Shares of the US office space company closed about 11 per cent lower at 14 cents on Friday, having shed 99 per cent of their value from a peak of $13.71 in April 2021. The company, which SoftBank once valued at $47bn, has a market value of less than $300mn.
While WeWork’s decision to push ahead with the reverse stock split should address the issue around compliance with the NYSE’s continued listing rule, the company still has bigger challenges to deal with. The group warned earlier this month that it faced “substantial doubt” about its ability to continue as a going concern.
WeWork said in a statement on Friday it did not expect the reverse stock split “to impact its current or future business operations”. The move will take effect after the market closes on September 1.
The company’s share price first closed under $1 on March 10, and — with the exception of one session later that month — has remained under that threshold ever since, according to Refinitiv data.
WeWork received a notice from the NYSE in April saying the group’s share price was not in compliance with the exchange’s listing requirement that the price must remain above $1 over 30 days of consecutive trading.

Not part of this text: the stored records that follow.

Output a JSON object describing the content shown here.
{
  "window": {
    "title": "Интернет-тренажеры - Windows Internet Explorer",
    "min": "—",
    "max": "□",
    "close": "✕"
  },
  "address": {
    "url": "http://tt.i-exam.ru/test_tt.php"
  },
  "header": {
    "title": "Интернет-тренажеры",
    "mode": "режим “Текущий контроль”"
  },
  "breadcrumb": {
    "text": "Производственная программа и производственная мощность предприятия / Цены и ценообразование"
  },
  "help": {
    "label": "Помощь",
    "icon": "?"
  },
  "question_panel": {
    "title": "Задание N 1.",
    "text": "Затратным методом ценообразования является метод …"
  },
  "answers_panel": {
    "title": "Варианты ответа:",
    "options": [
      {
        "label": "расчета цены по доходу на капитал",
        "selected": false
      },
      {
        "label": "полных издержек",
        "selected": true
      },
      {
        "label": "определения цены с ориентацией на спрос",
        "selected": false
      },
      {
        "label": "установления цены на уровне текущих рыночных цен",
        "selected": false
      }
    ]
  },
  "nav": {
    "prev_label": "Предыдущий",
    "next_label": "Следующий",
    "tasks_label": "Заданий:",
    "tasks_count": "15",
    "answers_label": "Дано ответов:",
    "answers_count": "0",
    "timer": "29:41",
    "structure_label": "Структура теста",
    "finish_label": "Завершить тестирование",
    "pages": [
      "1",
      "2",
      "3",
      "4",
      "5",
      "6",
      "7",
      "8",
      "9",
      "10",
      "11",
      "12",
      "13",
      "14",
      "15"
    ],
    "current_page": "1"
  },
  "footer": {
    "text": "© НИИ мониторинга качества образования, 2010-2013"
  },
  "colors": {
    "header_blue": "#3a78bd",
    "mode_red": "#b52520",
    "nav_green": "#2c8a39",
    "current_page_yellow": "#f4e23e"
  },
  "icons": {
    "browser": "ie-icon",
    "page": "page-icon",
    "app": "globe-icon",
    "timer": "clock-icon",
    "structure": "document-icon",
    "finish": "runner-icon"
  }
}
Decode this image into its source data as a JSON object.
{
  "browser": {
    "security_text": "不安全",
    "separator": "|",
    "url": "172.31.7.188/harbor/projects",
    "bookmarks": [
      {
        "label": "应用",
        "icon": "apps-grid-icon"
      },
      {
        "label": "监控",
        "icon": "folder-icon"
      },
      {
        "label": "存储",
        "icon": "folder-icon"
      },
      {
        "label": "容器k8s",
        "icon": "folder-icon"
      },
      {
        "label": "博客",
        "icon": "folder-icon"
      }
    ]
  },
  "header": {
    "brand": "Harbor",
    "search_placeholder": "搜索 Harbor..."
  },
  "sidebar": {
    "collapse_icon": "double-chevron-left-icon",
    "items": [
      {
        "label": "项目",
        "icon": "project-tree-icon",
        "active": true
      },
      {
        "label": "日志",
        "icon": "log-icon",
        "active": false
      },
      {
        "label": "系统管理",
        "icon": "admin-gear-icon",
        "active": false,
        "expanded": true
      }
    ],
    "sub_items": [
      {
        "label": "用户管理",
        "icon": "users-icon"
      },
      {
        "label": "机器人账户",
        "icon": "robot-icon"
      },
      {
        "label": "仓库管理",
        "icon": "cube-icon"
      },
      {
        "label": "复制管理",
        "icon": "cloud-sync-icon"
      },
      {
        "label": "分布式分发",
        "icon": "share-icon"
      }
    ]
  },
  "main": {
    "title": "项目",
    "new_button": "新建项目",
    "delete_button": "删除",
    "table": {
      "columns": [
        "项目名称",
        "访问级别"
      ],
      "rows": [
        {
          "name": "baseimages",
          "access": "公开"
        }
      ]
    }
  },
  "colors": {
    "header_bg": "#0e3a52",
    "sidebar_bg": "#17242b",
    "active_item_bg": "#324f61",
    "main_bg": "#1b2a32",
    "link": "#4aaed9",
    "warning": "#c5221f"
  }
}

It had six months to remedy the violation.
The company subsequently decided to pursue a reverse stock split, with shareholders in June voting to approve the move. At the time, the company proposed conducting the procedure at a ratio in the range of 1-for-10 to 1-for-40.
WeWork attempted to go public via an initial public offering in 2019, but its failure to do so led to the ousting of co-founder Adam Neumann. The company eventually listed on Wall Street in 2021 by merging with a blank-cheque company in a $9bn deal.
The company has been overhauling its cash-burning business since its failed IPO attempt, having exited or amended almost 600 leases, cutting nearly $13bn from future lease commitments. Its viability depended on further restructuring and a search for more capital over the next 12 months, the company said earlier this month.
WeWork’s second-quarter results fell short of its guidance just three months after a restructuring that slashed its debt by approximately $1.2bn. At the end of June, it had $690mn of liquidity, including $205mn in cash.